Eine Stunde später zeigte dann der fließende Alkohol seine Wirkung und ich lernte meine neuen Kollegen erst so richtig kennen. Natürlich waren nicht alle dicht, aber einige, die sich einfach nicht mehr im Griff hatten und wohl vergessen hatten, wo sie gerade waren. An Arbeit war, wie gesagt, jetzt gar nicht mehr zu denken. Es wurde fröhlich weiter getrunken, gegrölt, rumgegrabscht, gekotzt und was weiß ich noch alles. Und mir fiel plötzlich wieder ein, warum ich dieses Fest nicht mag.

Ich mag keine besoffenen Menschen, egal ob es jetzt Kollegen sind oder nicht. Nur gerade auf der Arbeit sollte man dafür sorgen, dass man sich nicht komplett abschießt und eventuell Dinge tut oder sagt, die man später bereuen wird. Einige sind dazu in der Lage, andere eher weniger. Das hatte zur Folge, dass z.B. ein Kollege komplett fertig in seinem Stuhl hing und ein Nickerchen hielt, den Schreibtisch als sein Kopfkissen hergerichtet; es war 15 Uhr.
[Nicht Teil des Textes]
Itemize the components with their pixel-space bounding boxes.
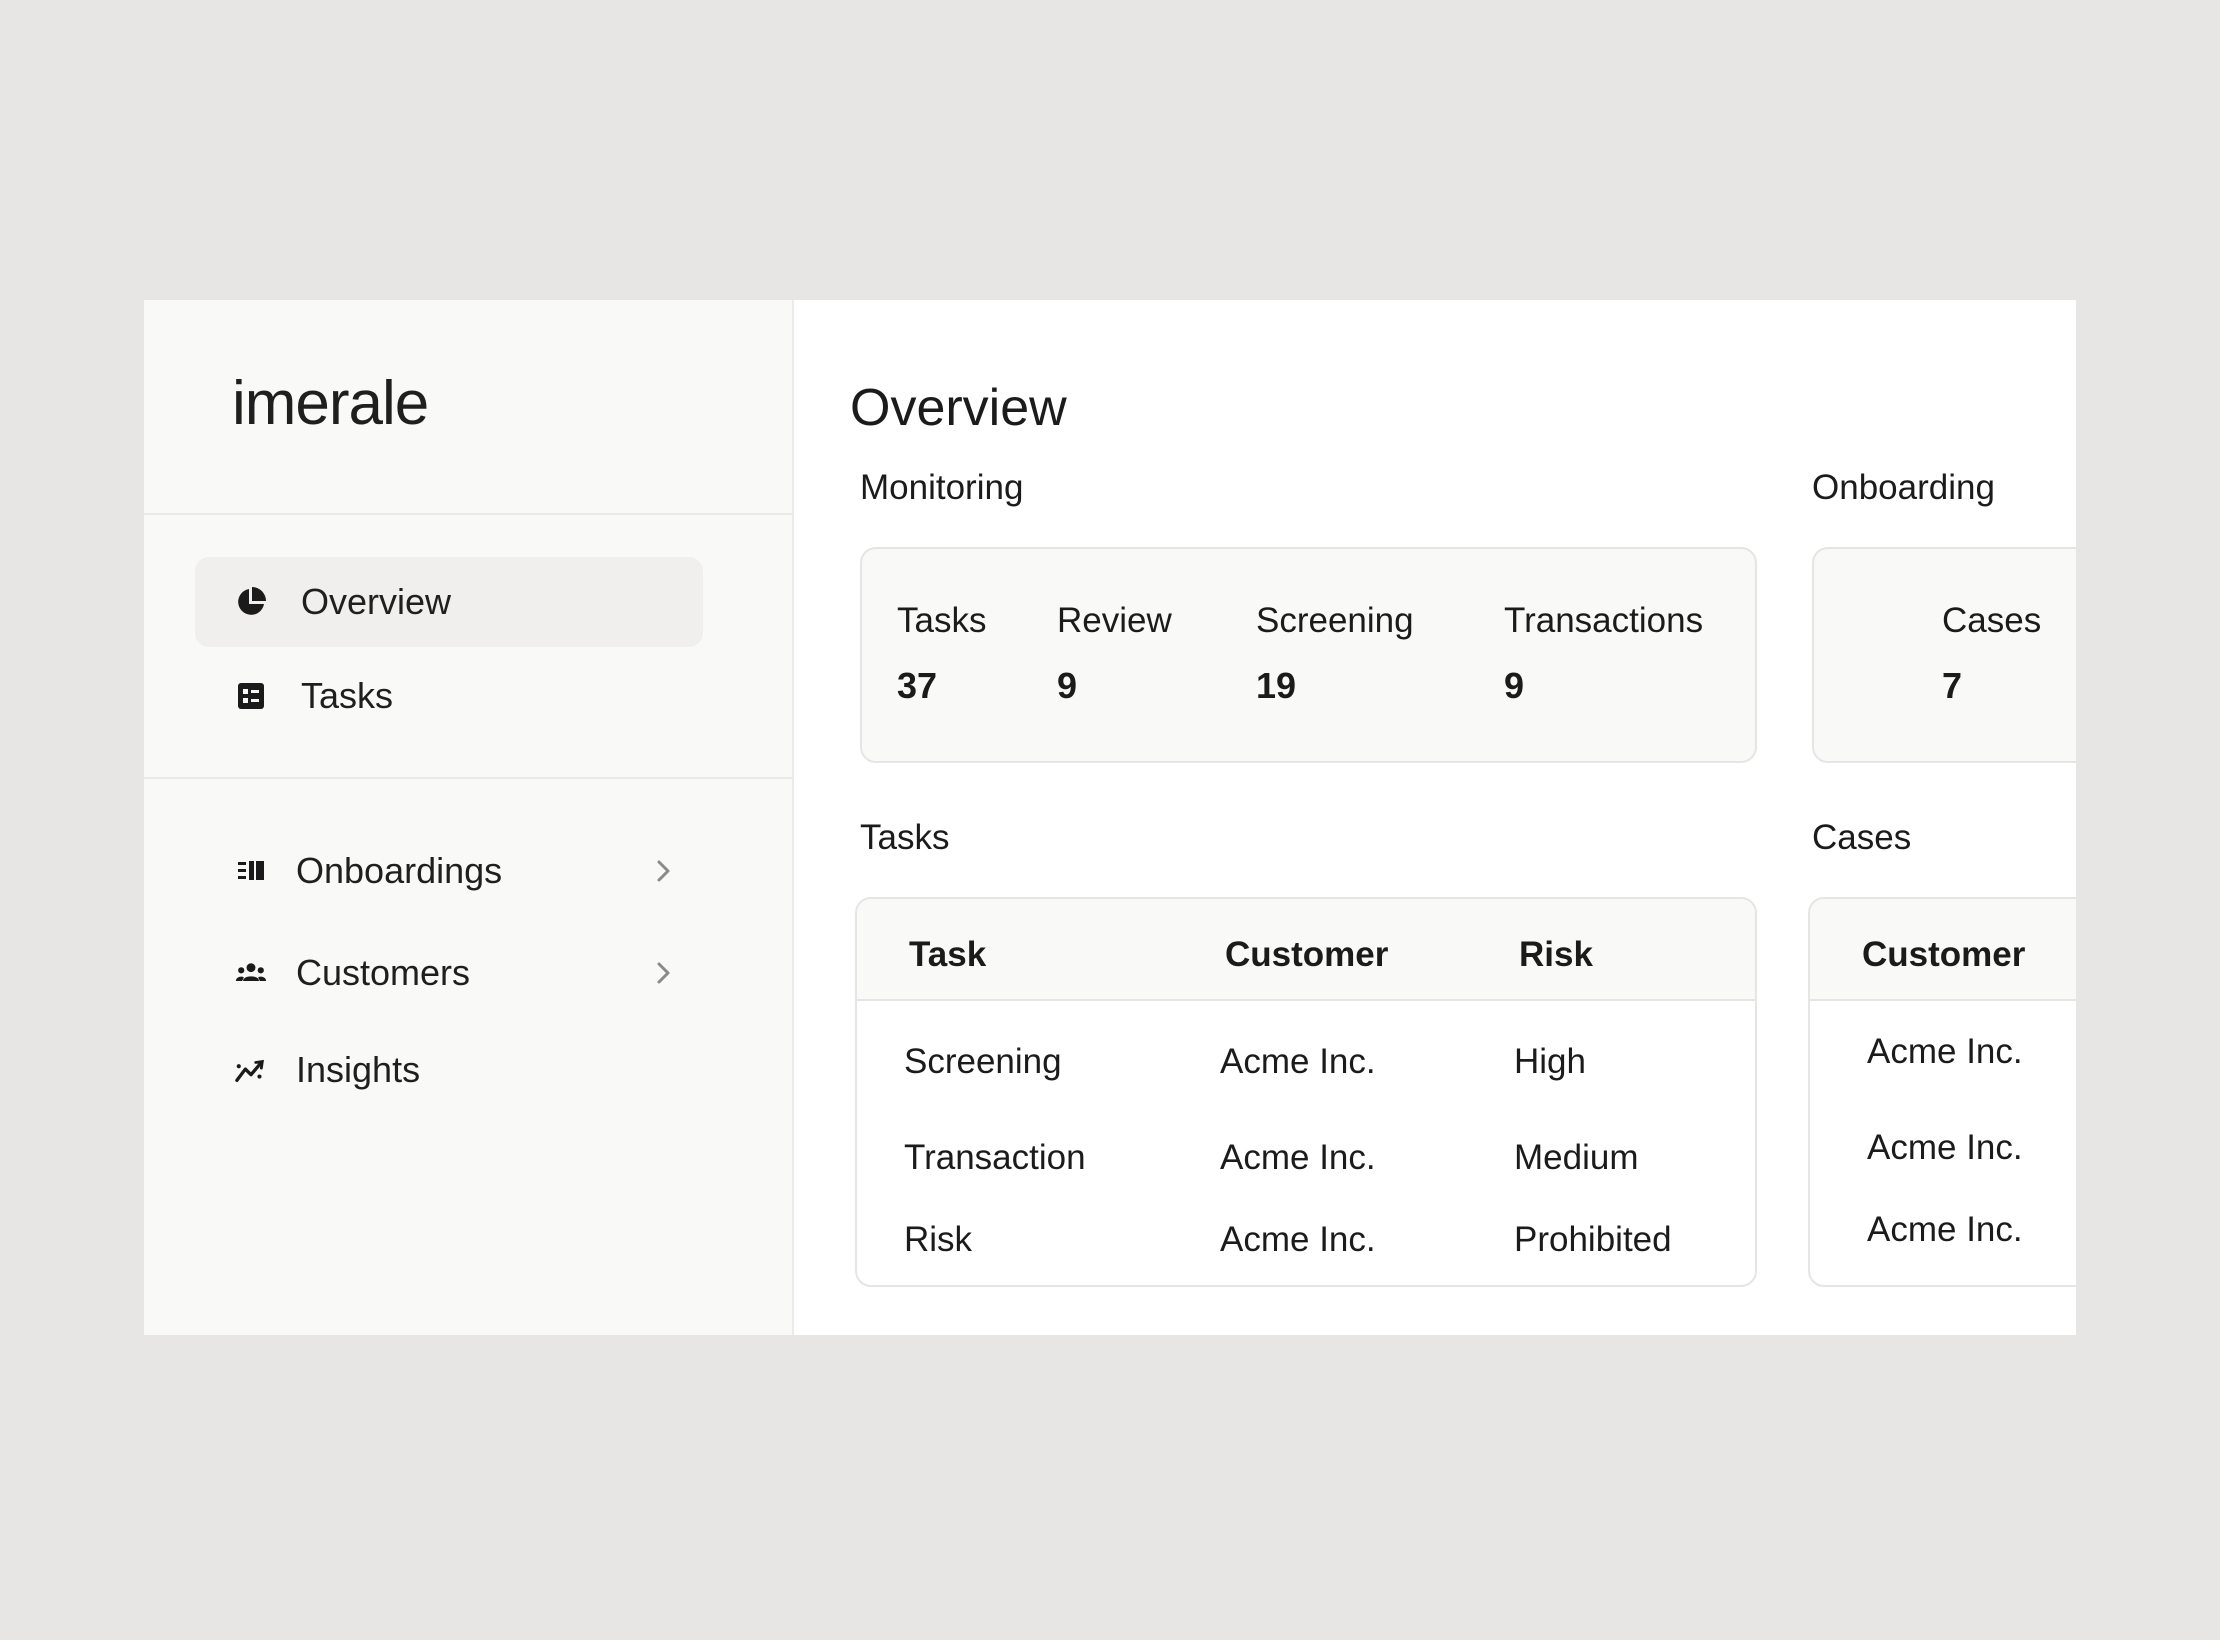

Neben der Frage, ob das alles so sein muss, schoss mir gleichzeitig die Frage in den Kopf, was ich hier eigentlich machte. Ich muss nicht erwähnen, dass ich nicht verkleidet war oder? Natürlich war ich auch kein Muffel und habe es allen schlecht gemacht, nee. Ich habe ein, zwei Gläschen Sekt mitgetrunken und mich anfangs noch nett unterhalten können. Aber mit Fortschreiten des Nachmittags, war das ab einem gewissen Zeitpunkt nicht mehr möglich. Der Spaß war vorbei und ich sehnte mir den »Feierabend« herbei.
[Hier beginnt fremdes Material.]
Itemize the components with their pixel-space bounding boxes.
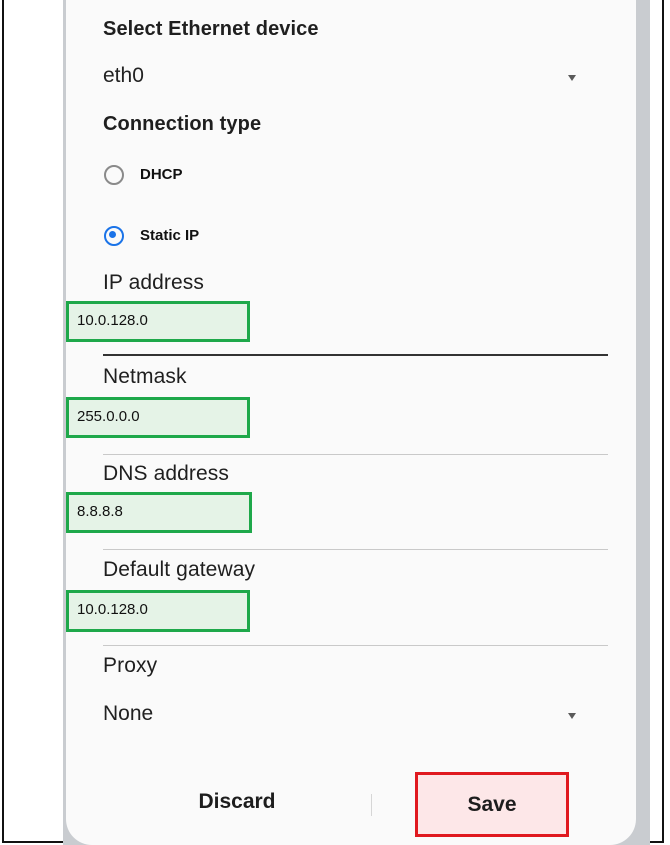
ip-address-underline bbox=[103, 354, 608, 356]
button-divider bbox=[371, 794, 372, 816]
radio-dhcp-label: DHCP bbox=[140, 166, 183, 183]
dns-address-label: DNS address bbox=[103, 462, 229, 485]
ip-address-value: 10.0.128.0 bbox=[77, 312, 148, 329]
proxy-value: None bbox=[103, 702, 154, 725]
proxy-dropdown[interactable]: None bbox=[103, 698, 583, 732]
default-gateway-underline bbox=[103, 645, 608, 646]
dns-address-field[interactable]: 8.8.8.8 bbox=[66, 492, 252, 533]
connection-type-title: Connection type bbox=[103, 113, 262, 135]
ip-address-field[interactable]: 10.0.128.0 bbox=[66, 301, 250, 342]
dns-address-underline bbox=[103, 549, 608, 550]
ethernet-device-title: Select Ethernet device bbox=[103, 18, 319, 40]
caret-down-icon bbox=[568, 75, 576, 81]
radio-checked-icon bbox=[104, 226, 124, 246]
discard-button[interactable]: Discard bbox=[162, 782, 312, 822]
ethernet-device-dropdown[interactable]: eth0 bbox=[103, 60, 583, 94]
default-gateway-field[interactable]: 10.0.128.0 bbox=[66, 590, 250, 632]
default-gateway-value: 10.0.128.0 bbox=[77, 601, 148, 618]
save-button-label: Save bbox=[467, 793, 517, 816]
ip-address-label: IP address bbox=[103, 271, 205, 294]
ethernet-device-value: eth0 bbox=[103, 64, 144, 87]
radio-dhcp[interactable]: DHCP bbox=[103, 160, 303, 190]
ethernet-settings-dialog: Select Ethernet device eth0 Connection t… bbox=[66, 0, 636, 845]
netmask-underline bbox=[103, 454, 608, 455]
netmask-field[interactable]: 255.0.0.0 bbox=[66, 397, 250, 438]
radio-static-ip-label: Static IP bbox=[140, 227, 200, 244]
save-button[interactable]: Save bbox=[415, 772, 569, 837]
radio-unchecked-icon bbox=[104, 165, 124, 185]
proxy-title: Proxy bbox=[103, 654, 158, 677]
radio-static-ip[interactable]: Static IP bbox=[103, 221, 303, 251]
default-gateway-label: Default gateway bbox=[103, 558, 256, 581]
dns-address-value: 8.8.8.8 bbox=[77, 503, 123, 520]
caret-down-icon bbox=[568, 713, 576, 719]
netmask-value: 255.0.0.0 bbox=[77, 408, 140, 425]
netmask-label: Netmask bbox=[103, 365, 187, 388]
Jetzt kann ich immerhin verstehen, warum sich einige Kollegen an diesem Tag Urlaub genommen haben. Nicht um selbst feiern zu gehen, sondern um diesem teils anstrengendem Treiben und eher traurigem Anblick zu entgehen.

Nicht falsch verstehen: Ich gönne jedem diese Festtage. Egal ob ihr es Karneval, Fasching oder sonst wie nennt. Feiert! Ich bin tolerant und gönne jedem seinen Spaß. Nur stellt meine Sicht der Dinge nicht in Frage und wagt es niemals mich als spießigen Spielverderber zu bezeichnen.
Oder anders: Akzeptiert einfach, dass jeder Jeck anders ist.

Und noch wichtiger: Speit nicht in meine Richtung, wenn ihr kotzen müsst.